The fact that the crackdown by China wasn’t announced until after Didi went public cost some American investors dearly. Didi is extremely reliant on its home market for revenue. The company’s market value fell to $57 billion on Wednesday, down from nearly $70 billion the day it went public.
However, unnamed sources told The Wall Street Journal that China’s cybersecurity watchdog suggested to Didi that it delay its IPO.
In a statement on Sunday, Didi said it will “strive to rectify any problems, improve its risk prevention awareness and technological capabilities, protect users’ privacy and data security, and continue to provide secure and convenient services to its users.”
‘Send the money back to investors’
Bass, who successfully bet on the collapse of the US housing market prior to the Great Recession, has become a vocal opponent of the Chinese Community Party. In the interview, he called on US financial regulators to do more to protect American investors from the whims of Chinese regulators.
Specifically, Bass urged the Securities and Exchange Commission to allow investors who bought Didi shares to rescind the transaction and recover their money. He pointed to federal securities laws that allow for rescission if buyers of shares did not know about a misstatement or omission at the time of the purchase. It’s not clear if that would apply in this case.
“Send the money back to investors,” Bass said. “It was clearly sold under false pretenses, therefore fraudulently.”
Bass criticized the SEC more broadly for allowing Chinese companies to list shares on US exchanges even though those firms don’t need to submit to US auditing standards. “It’s crazy,” he said. “The SEC’s job is to protect investors.
The SEC did not respond to requests for comment.
Chinese stocks under pressure
China’s crackdown goes beyond Didi. Chinese authorities announced Monday it was launching probes into other US-listed tech companies, including truck-hailing platforms Yunmanman and Huochebang as well as job listing site Boss Zhipin. All three recently went public in the United States. As a result of the investigations, new users can’t register for these apps.
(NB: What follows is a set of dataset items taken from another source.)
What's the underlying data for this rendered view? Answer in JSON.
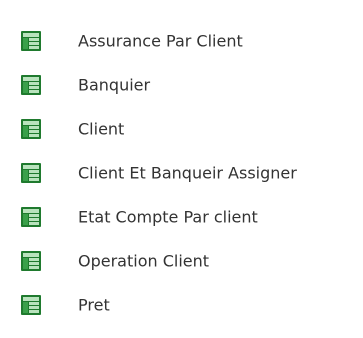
{
  "colors": {
    "text": "#333333",
    "icon_dark": "#1f7a2e",
    "icon_mid": "#3aa04a",
    "icon_light": "#b9e3bd"
  },
  "items": [
    {
      "label": "Assurance Par Client",
      "icon": "table-icon"
    },
    {
      "label": "Banquier",
      "icon": "table-icon"
    },
    {
      "label": "Client",
      "icon": "table-icon"
    },
    {
      "label": "Client Et Banqueir Assigner",
      "icon": "table-icon"
    },
    {
      "label": "Etat Compte Par client",
      "icon": "table-icon"
    },
    {
      "label": "Operation Client",
      "icon": "table-icon"
    },
    {
      "label": "Pret",
      "icon": "table-icon"
    }
  ]
}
The Invesco Golden Dragon China ETF (, which tracks the performance of US-listed Chinese stocks, has lost more than one-third of its value since February. )
The botched IPO of Didi draws further attention to the risks facing US investors.
That’s despite recent restrictions enacted by Washington, including a law that President Donald Trump signed last year that bans Americans from investing in firms that the US government suspects are either owned or controlled by the Chinese military.
Trump also signed a law that would kick Chinese companies off US exchanges if they fail to comply with US auditing standards for three years in a row.
“That basically says Chinese companies can rape and pillage American investors for the next three years. And we just saw the net result,” Bass said.
The FOMO factor
Republican Senator Marco Rubio told the Financial Times that it was “reckless and irresponsible” for Didi to be allowed to sell shares.
“Even if the stock rebounds, American investors still have no insight into the company’s financial strength because the Chinese Communist party block US regulators from reviewing the books,” Rubio told the UK newspaper. “That puts the investments of American retirees at risk and funnels desperately needed US dollars into Beijing.”
Bass slammed brokers, fund managers and institutional investors for buying US-listed Chinese IPOs despite concerns about the sanctity of their financial records.
“You can’t possibly know if the numbers they are giving you are true. If you lose money, you should lose your job,” said Bass.
Yet many investors don’t want to miss out on the potential of monster gains if those stocks skyrocket, also known as FOMO, or fear of missing out.
“FOMO will get the most gullible people,” Bass said. “And maybe they should lose their money. If you want to light your money on fire, then go do it.”